Ok, Youtube killed a tool that is essential to watch videos on Invidious (inv_sig_helper). Because of this my server literally exploded because invidious tried to reconnect to that tool which is not able to start at all *due to youtube changes*. There is nothing I can do (for now). I will try to find a way to fix it tho, but since that tool is written on Rust, I'm 100% clueless on how to fix it, and for sure, the fix is not an easy task. So yeah, Invidious is dead until a new update.
@lxo@nemobis@fijxu It's not a matter of running software from strangers.
It's a matter of having to run software without being able to even check it - browsers are designed to execute JavaScript without giving you the opportunity to check it first.
thanks to librejs and noscript, I could check it first. but it would still be running under someone else's control, so it's hardly distinguishable from any nonfree software. even if it's nominally free software, it's not free for me in that setting. it's like tivoized software.
the key point is that it's coming from, and is thus under control of, someone else's (strangers') servers, rather than from my own.
if it were running under control of my server, then it would be under my control, i.e., it would be free for me.
running under control of someone else's server, it may be free for the server operator, but not for me, so it's not welcome to my computers
@lxo@nemobis@fijxu >thanks to librejs and noscript, I could check it first. Unfortunately, even with those you could not check it first due to the way the JavaScript engine is designed.

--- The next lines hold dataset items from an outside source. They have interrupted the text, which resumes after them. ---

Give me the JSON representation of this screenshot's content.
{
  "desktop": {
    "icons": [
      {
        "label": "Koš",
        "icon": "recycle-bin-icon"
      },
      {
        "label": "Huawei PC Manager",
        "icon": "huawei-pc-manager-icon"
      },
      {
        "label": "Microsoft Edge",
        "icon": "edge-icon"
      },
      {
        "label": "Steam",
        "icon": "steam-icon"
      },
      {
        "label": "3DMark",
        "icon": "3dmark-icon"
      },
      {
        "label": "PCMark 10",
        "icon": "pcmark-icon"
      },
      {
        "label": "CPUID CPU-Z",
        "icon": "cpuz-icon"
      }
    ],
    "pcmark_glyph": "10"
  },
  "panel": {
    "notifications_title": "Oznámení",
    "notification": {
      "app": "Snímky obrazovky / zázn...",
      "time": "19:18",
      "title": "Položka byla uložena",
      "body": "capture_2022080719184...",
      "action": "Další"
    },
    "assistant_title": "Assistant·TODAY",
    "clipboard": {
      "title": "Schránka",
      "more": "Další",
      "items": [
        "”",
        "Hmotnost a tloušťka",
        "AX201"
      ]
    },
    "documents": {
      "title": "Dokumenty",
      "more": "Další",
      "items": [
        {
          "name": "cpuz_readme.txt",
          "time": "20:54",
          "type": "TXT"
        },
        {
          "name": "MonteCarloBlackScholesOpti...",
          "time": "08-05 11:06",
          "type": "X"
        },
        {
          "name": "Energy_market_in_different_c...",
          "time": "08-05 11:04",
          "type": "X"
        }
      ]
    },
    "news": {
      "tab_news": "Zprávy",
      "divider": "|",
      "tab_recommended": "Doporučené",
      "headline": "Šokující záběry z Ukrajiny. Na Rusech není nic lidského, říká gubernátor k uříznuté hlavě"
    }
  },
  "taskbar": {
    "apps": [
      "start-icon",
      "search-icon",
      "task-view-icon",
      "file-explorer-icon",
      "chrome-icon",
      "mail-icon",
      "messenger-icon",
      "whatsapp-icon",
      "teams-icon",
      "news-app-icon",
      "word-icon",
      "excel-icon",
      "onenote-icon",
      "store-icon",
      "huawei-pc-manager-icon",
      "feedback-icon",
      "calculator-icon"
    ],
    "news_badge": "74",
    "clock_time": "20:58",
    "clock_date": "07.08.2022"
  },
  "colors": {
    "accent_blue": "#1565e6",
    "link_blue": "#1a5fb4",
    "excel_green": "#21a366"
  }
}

There is no guarantee that the extensions will run before the JavaScript start running and JavaScript structures that will bypass then keep being found.
The only way to be safe against site JavaScript in firefox is to go to about:config and set javascript.enabled=false.
>but it would still be running under someone else's control Browsers could give you the opportunity to check all JavaScript before it is executed, save a version you prefer and use only that version, or run a different program with that website instead if you want, but such functionality has not been implemented and has been made needlessly difficult to implement intentionally.
yes, browser support for user-chosen replacements would be ideal
I hope the concern about javascript potentially running before noscript and librejs kick in is merely theoretical. do you have any evidence you could share that it actually hits in practice?
https://blog.torproject.org/new-release-tor-browser-907/ >Open about:config Search for: javascript.enabled The "Value" column should show "false" Either: right-click and select "Toggle" such that it is now disabled or double-click on the row and it will be disabled.
We are taking this precaution until we are confident recent NoScript versions successfully block Javascript execution, by default, by working around a Firefox ESR vulnerability.
Against remote scripts, I am reasonably confident that NoScript is adequate, as they don't seem to ever be downloaded unless you manually do so, but I'm not sure about specifically crafted JavaScript in <script></script> tags - it wouldn't surprise me if more ways were found that allow malicious JavaScript execution in script tags with javascript.enabled=true.
Someone has mentioned that they found LibreJS executed unlicensed JavaScript encoded via a certain method, but didn't mention further details (it seems they were telling the truth).
To have proper security guarantees with this sort of thing, you would need firefox with the JavaScript engine completely disabled (too bad extensions and a bunch of other things rely on that and you can only really get such sort of thing in netsurf).
presumably tagging the javascript as free software, as recognized by LibreJS, would make it work for those who only use LibreJS for javascript blocking.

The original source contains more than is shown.